2. Faktor-faktor penghambat
a) Faktor penghambat internal
– Kurangnya kapabilitas dan profesionalitas sumberdaya pelaksana (Tim Pendamping, Swakelola, PPTK)
– Adanya kemungkinan untuk melakukan KKN
– Kurangnya komunikasi antar stakeholders
b) Faktor penghambat ekternal
– Kurangnya sosialisasi program, sehingga sebagian masyarakat kurang paham maksud dan tujuan program
– Faktor yang berbau politik, yang sulit untuk diterjemahkan karena merupakan faktor kepentingan, bahkan muncul keputusan menurut pendapat pribadi dan untuk kepentingan sebagian kelompok
5. Tantangan Kedepannya dari Pelaksanaan Program Pemberdayaan Masyarakat
Dengan adanya Program Pemberdayaan Masyarakat, bisa dikatakan berhasil dalam merubah sistem top down planning menjadi bottom up planning. Namun sasaran dari Program Pemberdayaan Masyarakat bukan hanya perbaikan infrasturktur, akan tetapi juga pada bidang ekonomi dan sosial. Oleh karena itu, sebuah program bukan hanya memiliki kegiatan tunggal yang dapat diselesaikan dalam waktu singkat, tetapi merupakan kegiatan yang berkesinambungan. Maka dari itu, sebuah program dapat berlangsung dalam kurun waktu relatif lama. Hal ini juga menegaskan bahwa meskipun suatu program konsepnya sudah bagus, masih terdapat juga tantangan-tantangan dalam pelaksanaannya. Maka dari itu, sekecil apapun tantangan-tantangannya yang ada harus segera direspon, supaya ada keberlanjutan dari program tersebut.
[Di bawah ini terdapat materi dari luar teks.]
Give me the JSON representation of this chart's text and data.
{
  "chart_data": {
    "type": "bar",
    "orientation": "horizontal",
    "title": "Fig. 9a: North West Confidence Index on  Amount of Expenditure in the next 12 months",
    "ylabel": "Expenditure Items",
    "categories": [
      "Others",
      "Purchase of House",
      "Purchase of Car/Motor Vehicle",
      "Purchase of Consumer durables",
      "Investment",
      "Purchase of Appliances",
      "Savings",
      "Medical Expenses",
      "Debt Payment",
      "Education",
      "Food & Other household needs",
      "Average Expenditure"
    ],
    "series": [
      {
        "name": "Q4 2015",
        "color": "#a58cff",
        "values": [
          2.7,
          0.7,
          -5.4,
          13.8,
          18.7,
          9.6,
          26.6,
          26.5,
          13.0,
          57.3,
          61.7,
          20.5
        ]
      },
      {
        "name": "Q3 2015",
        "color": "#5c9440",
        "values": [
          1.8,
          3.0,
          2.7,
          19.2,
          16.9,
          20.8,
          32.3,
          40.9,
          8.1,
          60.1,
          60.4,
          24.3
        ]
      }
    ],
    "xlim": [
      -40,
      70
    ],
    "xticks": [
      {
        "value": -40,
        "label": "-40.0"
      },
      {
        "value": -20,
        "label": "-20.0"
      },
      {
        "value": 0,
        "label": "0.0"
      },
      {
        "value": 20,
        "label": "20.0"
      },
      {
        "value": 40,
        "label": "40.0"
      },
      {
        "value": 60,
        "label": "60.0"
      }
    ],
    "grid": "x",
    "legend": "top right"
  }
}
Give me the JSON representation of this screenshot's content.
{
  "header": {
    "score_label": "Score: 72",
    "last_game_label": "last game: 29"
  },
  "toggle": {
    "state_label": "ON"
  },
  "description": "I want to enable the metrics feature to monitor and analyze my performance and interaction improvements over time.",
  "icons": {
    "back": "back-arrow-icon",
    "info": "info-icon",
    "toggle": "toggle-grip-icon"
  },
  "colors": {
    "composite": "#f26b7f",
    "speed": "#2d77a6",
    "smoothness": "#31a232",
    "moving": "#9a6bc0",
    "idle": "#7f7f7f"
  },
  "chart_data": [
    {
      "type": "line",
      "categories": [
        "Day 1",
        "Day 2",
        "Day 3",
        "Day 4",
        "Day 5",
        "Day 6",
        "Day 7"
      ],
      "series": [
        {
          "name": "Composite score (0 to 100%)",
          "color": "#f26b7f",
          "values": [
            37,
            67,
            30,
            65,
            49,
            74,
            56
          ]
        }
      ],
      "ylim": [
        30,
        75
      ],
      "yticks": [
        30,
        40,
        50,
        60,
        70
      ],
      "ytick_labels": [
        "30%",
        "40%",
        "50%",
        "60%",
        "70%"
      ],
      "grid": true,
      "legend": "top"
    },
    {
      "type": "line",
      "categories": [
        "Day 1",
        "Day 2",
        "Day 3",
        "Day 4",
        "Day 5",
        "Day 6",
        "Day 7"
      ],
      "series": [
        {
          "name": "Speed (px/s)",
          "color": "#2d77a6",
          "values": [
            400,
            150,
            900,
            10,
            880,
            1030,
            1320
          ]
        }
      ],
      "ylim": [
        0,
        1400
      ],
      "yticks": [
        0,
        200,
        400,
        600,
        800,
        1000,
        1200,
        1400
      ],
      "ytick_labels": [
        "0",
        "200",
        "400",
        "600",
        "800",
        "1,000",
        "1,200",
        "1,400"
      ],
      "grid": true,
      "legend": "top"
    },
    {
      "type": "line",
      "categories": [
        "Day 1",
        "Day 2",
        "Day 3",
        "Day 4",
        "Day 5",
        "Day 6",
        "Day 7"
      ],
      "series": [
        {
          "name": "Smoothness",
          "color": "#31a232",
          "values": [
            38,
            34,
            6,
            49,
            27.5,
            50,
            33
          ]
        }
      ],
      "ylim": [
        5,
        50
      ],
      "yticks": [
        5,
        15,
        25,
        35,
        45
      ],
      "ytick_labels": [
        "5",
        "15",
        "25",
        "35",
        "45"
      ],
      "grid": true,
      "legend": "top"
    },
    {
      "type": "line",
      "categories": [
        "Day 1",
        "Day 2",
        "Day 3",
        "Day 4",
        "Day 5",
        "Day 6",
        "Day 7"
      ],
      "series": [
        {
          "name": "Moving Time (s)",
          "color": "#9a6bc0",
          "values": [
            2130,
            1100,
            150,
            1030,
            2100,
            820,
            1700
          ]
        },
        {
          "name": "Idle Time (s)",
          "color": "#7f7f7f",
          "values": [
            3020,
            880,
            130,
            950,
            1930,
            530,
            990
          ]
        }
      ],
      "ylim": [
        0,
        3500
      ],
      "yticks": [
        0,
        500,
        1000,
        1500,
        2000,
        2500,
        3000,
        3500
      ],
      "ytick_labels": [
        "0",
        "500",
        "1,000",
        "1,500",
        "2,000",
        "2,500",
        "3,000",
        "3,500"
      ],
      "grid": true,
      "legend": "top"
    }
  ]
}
Program Pemberdayaan Masyarakat memiliki tantangan-tantangan kedepanya. Adapun tantangan-tantangan tersebut adalah:
1) Memberikan inovasi dan ide-ide kreatif kepada masyarakat
Sangatlah perlu dalam memberikan inovasi dan ide-ide kreatif kepada masyarakat. Artinya, institusipelaksana juga memberikan arahan terhadap apayang telah di usulkan masyarakat, sehingga usulan yang telah terealisasi akan berlanjut di kemudian hari.
2) Menciptakan kemandirikan masyarakat
Adanya program pemberdayaan masyarakat di suatu daerah sebenarnya hanya untuk memancing respon masyarakat. Sehingga kedepannya masyarakat bisa meningkatkan partisipasinya, baik dalam melaksanakan ataupun mengelola dana yang telah dianggarkan, bukan lagi menciptakan ketergantungan masyarakat akan adanya suatu program.
Penutup
Upaya pemberdayaan masyarakat merupakan jalan yang panjang dan masih penuh tantangan. Pola pendekatan pembangunan yang instruktif dan sangat kapitalistik telah melembaga sangat kuat di daerah baik secara social, ekonomi, budaya hingga politik, sehingga tidak mudah menjebolnya. Hanya komitmen yang kuat dan keberpihakan yang tulus serta upaya yang siungguh-sungguh pemberdayaan masyarakat dapat dikembangkan.
Pemberdayaan masyarakat membutuhkan komitmen yang kuat dari pemerintah, para pelaku ekonomi, rakyat, lembaga pendidikan, organisasi social kemasyarakatan maupun organisasi profesi serta organisasi non pemerintah lainnya.
Orientasi pada pemberdayaan masyarakat adalah sebuah keharusan, dan karenanya penyesuaian metodologi dan efektifitas proses dan tahapan perencanaan pembangunan yang tepat sesuai kebutuhan masyarakat menuju masyarakat yang mandiri dan mampu berkembang.